Related topics to read next

These guides provide deeper context for GKE workload management and debugging.

Frequently asked questions

What exactly is CrashLoopBackOff and why does the backoff time keep increasing?

CrashLoopBackOff means a container is crashing repeatedly and Kubernetes is applying exponential backoff before restarting it. The backoff starts at 10 seconds, doubles with each restart (20s, 40s, 80s...), and caps at 5 minutes. Kubernetes does this to avoid hammering a failing system. The container will keep trying to restart until you fix the underlying problem. CrashLoopBackOff is not the error itself. It is the restart management state.

How do I see the logs from a pod that keeps crashing before I can read them?

Use kubectl logs POD_NAME --previous to see the logs from the last terminated container. If the pod is in the middle of the backoff wait, the current container has not started yet, so --previous is the only way to get the most recent crash logs. You can also use kubectl describe pod POD_NAME to see the last exit code and termination reason without needing the logs.

My pod shows OOMKilled in the exit reason. What causes this and how do I fix it?

OOMKilled (exit code 137) means the Linux kernel killed the container because it exceeded its configured memory limit. Fix it by increasing the memory limit in the container spec, or reduce the application memory usage. The request sets the minimum reserved; the limit is the ceiling. Set limits to at least 2x typical peak usage to give headroom for bursts.

A liveness probe is killing my container before it finishes starting up. How do I fix this?

Increase the initialDelaySeconds on the liveness probe to give the application time to start before the probe begins. Set failureThreshold to at least 3 so a single slow response does not kill the container. If startup is highly variable, consider adding a separate startupProbe which disables the liveness probe until the startup check passes.

What is the difference between CrashLoopBackOff and ImagePullBackOff?
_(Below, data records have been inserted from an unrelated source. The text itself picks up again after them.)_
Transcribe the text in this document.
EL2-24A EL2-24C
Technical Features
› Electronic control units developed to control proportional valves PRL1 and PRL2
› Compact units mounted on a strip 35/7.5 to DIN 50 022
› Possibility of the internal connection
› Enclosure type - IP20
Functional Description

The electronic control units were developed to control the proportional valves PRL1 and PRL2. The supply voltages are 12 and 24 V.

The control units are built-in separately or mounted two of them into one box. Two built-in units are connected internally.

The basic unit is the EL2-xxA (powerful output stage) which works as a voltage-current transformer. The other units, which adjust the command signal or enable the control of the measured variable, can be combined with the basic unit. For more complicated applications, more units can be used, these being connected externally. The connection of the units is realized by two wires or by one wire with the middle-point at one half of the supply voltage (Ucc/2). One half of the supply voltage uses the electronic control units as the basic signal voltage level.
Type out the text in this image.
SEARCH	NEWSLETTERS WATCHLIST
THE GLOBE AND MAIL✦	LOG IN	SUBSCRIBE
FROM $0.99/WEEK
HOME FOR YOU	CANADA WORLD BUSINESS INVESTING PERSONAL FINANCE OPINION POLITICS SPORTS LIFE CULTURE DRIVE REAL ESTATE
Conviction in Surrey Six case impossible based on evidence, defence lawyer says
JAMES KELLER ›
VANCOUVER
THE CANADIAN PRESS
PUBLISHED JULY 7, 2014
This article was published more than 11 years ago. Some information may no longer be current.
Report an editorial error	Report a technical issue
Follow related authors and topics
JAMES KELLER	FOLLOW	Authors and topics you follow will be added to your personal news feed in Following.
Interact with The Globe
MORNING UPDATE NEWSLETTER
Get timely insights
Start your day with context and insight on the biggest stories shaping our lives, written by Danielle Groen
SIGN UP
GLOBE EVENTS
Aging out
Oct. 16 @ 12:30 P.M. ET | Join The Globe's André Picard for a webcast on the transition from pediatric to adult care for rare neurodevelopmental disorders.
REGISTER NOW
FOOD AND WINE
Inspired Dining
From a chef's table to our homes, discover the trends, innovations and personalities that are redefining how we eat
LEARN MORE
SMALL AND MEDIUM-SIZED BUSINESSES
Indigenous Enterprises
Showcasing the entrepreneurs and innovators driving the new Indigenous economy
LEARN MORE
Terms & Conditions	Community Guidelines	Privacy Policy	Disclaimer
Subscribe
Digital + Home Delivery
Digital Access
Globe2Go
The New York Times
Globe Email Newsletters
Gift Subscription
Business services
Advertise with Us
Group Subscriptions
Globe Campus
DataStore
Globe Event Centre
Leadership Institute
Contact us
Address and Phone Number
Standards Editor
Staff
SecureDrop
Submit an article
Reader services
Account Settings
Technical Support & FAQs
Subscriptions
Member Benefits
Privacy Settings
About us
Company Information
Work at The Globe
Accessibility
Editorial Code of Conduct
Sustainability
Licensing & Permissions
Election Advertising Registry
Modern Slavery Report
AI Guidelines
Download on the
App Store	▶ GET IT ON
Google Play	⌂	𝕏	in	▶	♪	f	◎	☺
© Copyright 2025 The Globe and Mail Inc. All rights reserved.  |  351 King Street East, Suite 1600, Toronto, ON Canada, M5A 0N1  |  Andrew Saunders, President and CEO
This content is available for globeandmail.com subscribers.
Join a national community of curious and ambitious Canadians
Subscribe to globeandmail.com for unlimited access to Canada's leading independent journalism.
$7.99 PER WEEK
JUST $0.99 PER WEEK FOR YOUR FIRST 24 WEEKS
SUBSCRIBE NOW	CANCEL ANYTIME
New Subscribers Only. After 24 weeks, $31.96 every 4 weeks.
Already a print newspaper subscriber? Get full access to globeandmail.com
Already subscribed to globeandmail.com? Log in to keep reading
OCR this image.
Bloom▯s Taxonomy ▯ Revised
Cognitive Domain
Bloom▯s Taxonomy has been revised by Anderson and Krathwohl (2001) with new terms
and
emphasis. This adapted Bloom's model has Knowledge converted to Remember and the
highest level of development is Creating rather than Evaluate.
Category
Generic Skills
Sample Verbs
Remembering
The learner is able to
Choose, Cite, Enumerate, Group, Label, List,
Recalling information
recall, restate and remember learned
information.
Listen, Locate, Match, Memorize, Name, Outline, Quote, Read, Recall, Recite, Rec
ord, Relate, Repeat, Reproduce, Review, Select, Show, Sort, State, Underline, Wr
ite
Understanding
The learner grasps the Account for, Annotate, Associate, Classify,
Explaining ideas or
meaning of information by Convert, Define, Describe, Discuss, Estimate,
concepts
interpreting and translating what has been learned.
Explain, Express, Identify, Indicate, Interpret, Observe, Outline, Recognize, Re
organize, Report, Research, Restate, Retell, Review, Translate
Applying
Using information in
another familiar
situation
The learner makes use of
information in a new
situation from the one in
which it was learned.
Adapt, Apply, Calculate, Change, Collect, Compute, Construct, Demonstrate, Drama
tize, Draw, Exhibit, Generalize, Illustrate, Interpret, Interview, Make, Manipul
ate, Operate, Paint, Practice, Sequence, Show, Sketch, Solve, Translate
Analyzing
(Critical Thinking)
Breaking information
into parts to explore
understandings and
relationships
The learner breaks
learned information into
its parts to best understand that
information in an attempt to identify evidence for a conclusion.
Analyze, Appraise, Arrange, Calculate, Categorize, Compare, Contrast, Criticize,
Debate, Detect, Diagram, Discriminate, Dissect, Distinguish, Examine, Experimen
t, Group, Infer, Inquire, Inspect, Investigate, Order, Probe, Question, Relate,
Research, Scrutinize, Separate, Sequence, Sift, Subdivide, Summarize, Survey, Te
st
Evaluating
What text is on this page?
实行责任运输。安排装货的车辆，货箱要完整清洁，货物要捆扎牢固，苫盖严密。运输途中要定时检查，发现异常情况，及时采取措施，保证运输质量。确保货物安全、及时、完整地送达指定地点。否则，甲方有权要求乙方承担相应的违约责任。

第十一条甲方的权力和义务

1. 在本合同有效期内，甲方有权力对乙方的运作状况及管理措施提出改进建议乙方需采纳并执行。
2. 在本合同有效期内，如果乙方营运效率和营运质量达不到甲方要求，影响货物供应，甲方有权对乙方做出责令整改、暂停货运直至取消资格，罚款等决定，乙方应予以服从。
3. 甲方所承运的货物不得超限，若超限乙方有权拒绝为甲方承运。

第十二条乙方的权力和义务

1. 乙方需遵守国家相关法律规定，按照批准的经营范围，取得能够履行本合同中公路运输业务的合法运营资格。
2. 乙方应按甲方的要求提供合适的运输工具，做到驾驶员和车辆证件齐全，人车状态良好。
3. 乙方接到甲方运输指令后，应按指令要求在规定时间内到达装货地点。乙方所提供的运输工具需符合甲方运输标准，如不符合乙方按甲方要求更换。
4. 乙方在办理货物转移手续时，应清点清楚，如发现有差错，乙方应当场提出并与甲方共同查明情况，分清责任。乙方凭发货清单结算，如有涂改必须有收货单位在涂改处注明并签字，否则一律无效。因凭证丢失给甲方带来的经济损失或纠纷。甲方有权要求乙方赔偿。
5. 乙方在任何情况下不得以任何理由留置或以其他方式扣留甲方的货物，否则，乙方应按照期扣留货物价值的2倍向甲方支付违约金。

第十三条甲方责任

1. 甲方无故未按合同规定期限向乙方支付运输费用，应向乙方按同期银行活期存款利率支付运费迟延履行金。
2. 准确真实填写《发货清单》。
CrashLoopBackOff means the container image was pulled successfully and the container started, but then crashed. ImagePullBackOff means Kubernetes could not pull the container image at all. The image tag does not exist, the registry is unreachable, or the node lacks permission to pull from the registry. Check kubectl describe pod to see which state your pod is in and follow the matching fix.

How do I tell whether a CrashLoopBackOff is caused by a probe failure or an application crash?

Run kubectl describe pod POD_NAME and check the Events section. If the events show "Liveness probe failed" or "Readiness probe failed" messages, a probe is killing the container. If the events only show "Back-off restarting failed container," the application is crashing on its own. Also check the Last State section: exit code 137 with reason OOMKilled points to a memory issue, while exit code 1 with reason Error points to an application-level crash.

Last verified: 27 March 2026 Cloud services change frequently. Verify details against official documentation before making infrastructure decisions.